The second book has an implied audience of the people who buy books in the business section of a book store (or Amazon). Unpretentious, practical minded people who nevertheless view consulting books as both enjoyable and useful. The implied author is well read and confident in the subject he is writing about, but not an expert or a specialist in philosophy or economics. He works for a living and thus experiences the world of business forty hours a week or more, and has so for his whole career—but not as an executive or entrepreneur or anything more exciting than a salaried employee. His value proposition for his implied audience is that his life is similar to theirs, and he can offer a framework for looking at that life that is very clarifying, but also satisfying. Useful, but also enjoyable to engage with critically or from the inside.

I believe that that is an implied author I am capable of becoming within a reasonable timeframe, and that is more or less the book that I want to write.

In this case, the “implied author” is a model concept, one that I have spent most of this year working to approximate, and will no doubt continue to do so through 2015. However, this model is only useful to me insofar as it can guide me in deciding when enough is enough; when I am qualified enough to write the book and therefore qualified tout court.

Which brings me to my pseudonymous fellow Sweet Talker boatfloating, who eloquently wrote:

You do not need to shoot and kill a 7-year old girl sleeping on her grandmother’s couch yourself to support the tough-on-crime approach. You do not need to kill an innocent Iraq War veteran yourself to support the War on Drugs. You do not need toextort sex yourself to support the continued criminalization of a consensual act. You do not need to torture innocent people and informants yourself to be for the use of torture.

You do need to(or, at least, should) recognize your public policy preferences will have unintended consequences. You do need to(or, at least, should) recognize that these unintended consequences will incur costs. You do need to(or, at least, should) recognize that most of these costs will not be borne by you. You do need to(or, at least, should) be made to understand, fully, these costs. To do otherwise is moral and intellectual cowardice.

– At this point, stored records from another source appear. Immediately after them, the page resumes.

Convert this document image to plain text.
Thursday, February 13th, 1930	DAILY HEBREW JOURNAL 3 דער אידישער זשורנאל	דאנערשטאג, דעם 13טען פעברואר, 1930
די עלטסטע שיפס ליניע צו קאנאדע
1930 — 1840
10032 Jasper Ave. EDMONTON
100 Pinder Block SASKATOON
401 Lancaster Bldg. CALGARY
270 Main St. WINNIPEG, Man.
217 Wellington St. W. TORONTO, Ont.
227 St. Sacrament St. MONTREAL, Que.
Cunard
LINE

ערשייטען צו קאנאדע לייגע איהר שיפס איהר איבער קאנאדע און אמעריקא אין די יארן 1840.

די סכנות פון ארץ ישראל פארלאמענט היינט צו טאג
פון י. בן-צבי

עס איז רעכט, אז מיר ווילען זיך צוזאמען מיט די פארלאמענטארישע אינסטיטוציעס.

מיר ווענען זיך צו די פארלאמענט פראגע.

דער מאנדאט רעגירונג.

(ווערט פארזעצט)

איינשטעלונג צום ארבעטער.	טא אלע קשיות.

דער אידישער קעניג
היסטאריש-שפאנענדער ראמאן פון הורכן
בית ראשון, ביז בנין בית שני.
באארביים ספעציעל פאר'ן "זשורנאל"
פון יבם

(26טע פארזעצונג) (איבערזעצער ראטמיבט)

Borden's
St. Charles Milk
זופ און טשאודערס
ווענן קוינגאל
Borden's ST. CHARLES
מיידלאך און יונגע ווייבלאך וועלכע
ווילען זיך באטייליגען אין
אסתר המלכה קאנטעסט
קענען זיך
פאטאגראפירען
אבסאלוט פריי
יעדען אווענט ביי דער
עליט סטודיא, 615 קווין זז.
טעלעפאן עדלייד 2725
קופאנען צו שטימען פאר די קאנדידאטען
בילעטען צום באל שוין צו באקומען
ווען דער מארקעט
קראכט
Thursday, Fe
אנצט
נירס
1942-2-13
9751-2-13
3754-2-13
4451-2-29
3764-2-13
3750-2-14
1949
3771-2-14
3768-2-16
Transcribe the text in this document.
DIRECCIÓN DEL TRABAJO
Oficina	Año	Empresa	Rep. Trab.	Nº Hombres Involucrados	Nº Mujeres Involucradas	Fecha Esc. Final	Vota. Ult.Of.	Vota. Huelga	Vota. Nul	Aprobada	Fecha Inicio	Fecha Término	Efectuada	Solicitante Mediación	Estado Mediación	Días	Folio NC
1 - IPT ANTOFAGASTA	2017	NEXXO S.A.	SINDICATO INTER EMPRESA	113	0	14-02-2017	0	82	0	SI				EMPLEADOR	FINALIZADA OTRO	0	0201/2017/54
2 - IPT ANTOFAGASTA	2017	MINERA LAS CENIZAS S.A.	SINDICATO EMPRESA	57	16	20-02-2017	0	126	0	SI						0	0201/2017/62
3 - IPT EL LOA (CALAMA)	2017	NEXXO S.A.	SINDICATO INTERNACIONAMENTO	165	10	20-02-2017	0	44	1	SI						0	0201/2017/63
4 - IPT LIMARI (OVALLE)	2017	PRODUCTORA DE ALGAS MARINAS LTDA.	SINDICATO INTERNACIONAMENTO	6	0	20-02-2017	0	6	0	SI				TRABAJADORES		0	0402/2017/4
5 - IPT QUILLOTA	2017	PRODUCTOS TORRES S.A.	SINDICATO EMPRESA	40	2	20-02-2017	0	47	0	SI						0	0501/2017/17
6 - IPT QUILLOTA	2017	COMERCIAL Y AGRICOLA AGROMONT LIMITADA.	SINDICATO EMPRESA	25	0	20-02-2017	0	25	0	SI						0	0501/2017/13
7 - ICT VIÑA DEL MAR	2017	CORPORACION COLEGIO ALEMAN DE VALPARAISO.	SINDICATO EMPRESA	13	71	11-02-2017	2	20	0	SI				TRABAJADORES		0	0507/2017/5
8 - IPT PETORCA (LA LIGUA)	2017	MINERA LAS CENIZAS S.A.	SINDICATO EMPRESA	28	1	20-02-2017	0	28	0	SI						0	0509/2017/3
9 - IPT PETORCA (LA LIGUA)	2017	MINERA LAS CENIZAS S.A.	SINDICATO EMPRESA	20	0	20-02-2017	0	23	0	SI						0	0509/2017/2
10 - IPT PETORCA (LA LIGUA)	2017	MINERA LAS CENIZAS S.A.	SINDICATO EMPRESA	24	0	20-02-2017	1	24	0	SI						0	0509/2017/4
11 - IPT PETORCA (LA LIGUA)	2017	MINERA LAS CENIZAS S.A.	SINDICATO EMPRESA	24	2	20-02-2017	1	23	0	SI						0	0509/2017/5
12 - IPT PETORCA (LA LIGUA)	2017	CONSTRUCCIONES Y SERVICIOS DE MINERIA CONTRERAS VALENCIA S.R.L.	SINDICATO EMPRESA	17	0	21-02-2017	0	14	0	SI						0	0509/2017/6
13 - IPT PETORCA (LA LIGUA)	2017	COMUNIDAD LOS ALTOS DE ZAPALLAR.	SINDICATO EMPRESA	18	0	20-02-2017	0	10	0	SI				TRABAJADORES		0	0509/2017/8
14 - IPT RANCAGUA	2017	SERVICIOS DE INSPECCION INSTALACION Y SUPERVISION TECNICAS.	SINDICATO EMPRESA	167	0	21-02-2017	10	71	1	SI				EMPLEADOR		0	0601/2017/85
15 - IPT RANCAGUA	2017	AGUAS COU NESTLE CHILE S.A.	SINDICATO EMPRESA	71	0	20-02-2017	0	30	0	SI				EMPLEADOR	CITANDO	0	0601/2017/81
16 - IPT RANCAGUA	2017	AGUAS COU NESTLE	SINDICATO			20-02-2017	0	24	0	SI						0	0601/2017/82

This is highly provocative, especially to a crusader against telescopic morality (another model concept) such as myself. So I ask him: what is the ideal here, and when is enough enough? This directly parallels “all-things-considered” rationality; when is a citizen’s policy position “all-things-considered” enough to make one a good citizen tout court?

It’s unfortunate that I cannot boil Russell’s framework down to less than a 3,000 word post, because I think it is very important. And I encourage everyone to read the book and in particular the fourth chapter, which covers this specific subject.

But I don’t think you have to navigate his nesting venn diagram of concepts in order to get the gist of the questions—what is the ideal? When is enough enough? How hard are we obligated to work on approaching the ideal?